A good chunk of Rune Factory 4’s early game is spent planting seeds, watering soil and selling off the crops you grow. By abducting the cute critters that roam the nearby forests it is also possible to acquire egg laying chickens and milk producing cows. If farming chores are not your thing fear not, as the animal slave labour you procure can be ordered to till the land in your stead (somehow I don’t think that PETA would approve of this game.) Once enough coinage has been accrued players can purchase tools allowing them to dabble in other activities. Pacifists for example could learn how to fish or become a blacksmith, whilst those with a more violent disposition can buy weapons or learn how to cook the veggies they have grown. Cooking isn’t a violent career? Just watch Gordon Ramsey work in the kitchen.

In addition to advancing Rune Factory 4’s story, which is accomplished by clearing the world’s numerous dungeons, players are also encouraged to interact with Selphia’s citizens. Much like in the Harvest Moon series, it is possible to wed one of the town’s eligible bachelorettes/bachelors. Sadly, due to my inept flirting skills, I was unable to date anyone during my play through. Looks like my virtual love life is eerily similar to my real life one. I spent many months showering Forte with tasty chocolate bars only for the blonde knight to continually reject my advances. Perhaps I should have tried courting the underage butterfly girl instead? She is partial to fruit so I could easily lure her into the bedroom with an orange… although I fear doing so would place my name on a sex offender’s list.

VERDICT

Heartbroken and on the cusp of weeping into my anime body pillow, after being spurned by Selphia’s ladies, the time has come for me to wrap up this review. My final rating is four stars, which is rather poetic given that this is the fourth mainline title in the Rune Factory franchise. Hopefully it will not prove to be the final game in the series, as Rune Factory seems to get better with each passing sequel. The future is uncertain however due to the status of developer Neverland. Said gaming studio may be based in Japan, but when it comes to finances they feel like a Greek outfit. Neverland was declared bankrupt back in 2013, which may explain why Rune Factory 4 never got a physical release in Europe. UK players looking to enjoy this title will have to download it off the Nintendo e-shop.

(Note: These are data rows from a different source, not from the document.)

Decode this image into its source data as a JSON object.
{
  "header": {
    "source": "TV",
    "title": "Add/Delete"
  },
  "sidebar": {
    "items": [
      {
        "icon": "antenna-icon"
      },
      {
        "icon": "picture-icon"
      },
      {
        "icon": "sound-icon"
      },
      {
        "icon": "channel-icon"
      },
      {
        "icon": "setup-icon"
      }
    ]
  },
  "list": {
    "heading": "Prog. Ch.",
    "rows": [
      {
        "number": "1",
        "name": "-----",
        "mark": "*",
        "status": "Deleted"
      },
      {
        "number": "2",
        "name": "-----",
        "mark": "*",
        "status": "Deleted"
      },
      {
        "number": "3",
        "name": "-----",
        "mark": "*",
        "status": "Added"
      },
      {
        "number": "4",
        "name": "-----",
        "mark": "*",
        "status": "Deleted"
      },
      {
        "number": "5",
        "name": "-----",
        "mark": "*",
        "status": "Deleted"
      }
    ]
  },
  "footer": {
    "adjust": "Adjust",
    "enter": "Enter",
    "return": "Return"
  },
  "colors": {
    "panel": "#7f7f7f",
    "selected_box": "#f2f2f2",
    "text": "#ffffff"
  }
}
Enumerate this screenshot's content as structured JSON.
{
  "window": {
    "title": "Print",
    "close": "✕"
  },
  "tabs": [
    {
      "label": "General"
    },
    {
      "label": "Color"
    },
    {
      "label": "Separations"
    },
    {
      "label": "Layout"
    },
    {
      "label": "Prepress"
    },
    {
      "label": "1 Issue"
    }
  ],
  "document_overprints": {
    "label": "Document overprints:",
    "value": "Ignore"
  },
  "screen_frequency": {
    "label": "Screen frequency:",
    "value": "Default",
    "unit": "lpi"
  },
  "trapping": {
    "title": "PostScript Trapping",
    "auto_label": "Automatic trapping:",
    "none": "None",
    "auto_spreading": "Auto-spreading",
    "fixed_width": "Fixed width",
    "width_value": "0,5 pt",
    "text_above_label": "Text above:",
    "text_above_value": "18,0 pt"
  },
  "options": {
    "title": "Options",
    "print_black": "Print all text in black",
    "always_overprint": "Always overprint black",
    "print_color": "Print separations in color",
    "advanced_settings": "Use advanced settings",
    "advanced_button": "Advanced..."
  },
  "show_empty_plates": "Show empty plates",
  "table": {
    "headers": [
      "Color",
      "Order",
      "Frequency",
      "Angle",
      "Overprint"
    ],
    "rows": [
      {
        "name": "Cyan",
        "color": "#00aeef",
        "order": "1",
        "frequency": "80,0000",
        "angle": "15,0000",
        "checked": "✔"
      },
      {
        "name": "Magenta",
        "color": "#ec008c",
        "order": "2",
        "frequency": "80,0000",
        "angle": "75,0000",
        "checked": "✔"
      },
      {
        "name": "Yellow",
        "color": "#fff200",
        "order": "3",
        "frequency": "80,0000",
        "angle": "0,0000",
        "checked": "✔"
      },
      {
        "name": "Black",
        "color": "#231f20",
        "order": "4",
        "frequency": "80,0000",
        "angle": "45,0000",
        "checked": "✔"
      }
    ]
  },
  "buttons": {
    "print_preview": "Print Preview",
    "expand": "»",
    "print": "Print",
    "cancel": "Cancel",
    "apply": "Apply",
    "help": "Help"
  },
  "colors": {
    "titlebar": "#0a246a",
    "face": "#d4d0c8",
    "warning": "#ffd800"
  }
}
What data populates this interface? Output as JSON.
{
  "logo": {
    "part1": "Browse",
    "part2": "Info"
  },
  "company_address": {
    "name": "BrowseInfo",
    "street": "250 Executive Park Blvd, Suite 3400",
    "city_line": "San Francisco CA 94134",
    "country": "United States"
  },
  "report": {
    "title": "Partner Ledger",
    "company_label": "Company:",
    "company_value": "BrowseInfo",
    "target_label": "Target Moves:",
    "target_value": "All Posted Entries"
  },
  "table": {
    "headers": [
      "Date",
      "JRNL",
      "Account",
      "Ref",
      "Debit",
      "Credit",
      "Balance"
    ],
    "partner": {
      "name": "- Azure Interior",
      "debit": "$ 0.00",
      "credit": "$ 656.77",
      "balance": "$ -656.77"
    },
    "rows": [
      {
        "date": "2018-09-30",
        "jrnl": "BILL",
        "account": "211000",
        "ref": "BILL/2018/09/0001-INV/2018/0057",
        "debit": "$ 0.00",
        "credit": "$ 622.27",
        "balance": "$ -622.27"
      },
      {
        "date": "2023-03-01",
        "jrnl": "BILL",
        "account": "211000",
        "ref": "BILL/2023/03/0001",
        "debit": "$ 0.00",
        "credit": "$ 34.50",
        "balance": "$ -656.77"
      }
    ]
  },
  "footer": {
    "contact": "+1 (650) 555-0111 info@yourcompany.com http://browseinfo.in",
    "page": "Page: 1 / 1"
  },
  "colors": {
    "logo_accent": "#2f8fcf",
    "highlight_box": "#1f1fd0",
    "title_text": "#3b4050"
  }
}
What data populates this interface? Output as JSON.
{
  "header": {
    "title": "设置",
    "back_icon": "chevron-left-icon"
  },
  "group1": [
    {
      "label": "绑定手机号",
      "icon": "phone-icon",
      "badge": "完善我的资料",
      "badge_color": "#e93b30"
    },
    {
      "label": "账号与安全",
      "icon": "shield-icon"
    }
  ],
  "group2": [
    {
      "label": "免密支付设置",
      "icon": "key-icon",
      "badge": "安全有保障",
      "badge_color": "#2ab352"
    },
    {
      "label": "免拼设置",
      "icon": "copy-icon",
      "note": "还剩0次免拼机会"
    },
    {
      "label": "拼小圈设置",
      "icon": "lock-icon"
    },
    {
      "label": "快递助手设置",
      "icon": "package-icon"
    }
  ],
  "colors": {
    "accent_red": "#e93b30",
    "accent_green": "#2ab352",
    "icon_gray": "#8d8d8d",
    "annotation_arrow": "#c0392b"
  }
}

And download it you should, as the game is a lot of fun. I especially liked the combat system, which is reminiscent to the classic Zelda games. There’s a good selection of weapons/magic to use in battle and from a design point of view I admired the synergistic relationship between the game’s action/farming sections. Cooking up the produce you grow rewards you with meals that restore any health lost whenever an enemy smacks you. Befriending townsfolk allows you to group with them during the spelunking expeditions in monster filled caves. Chopping up wood increases your stamina, allowing you to swing a sword with greater ease. Everything you do in Rune Factory 4 is beneficial so nothing feels like a waste of time. Well, almost nothing. I wasted a lot of Mars bars on that ungrateful Forte. The frigid cow didn’t even give me a thank you kiss… I hope the chocolate gives her diabetes!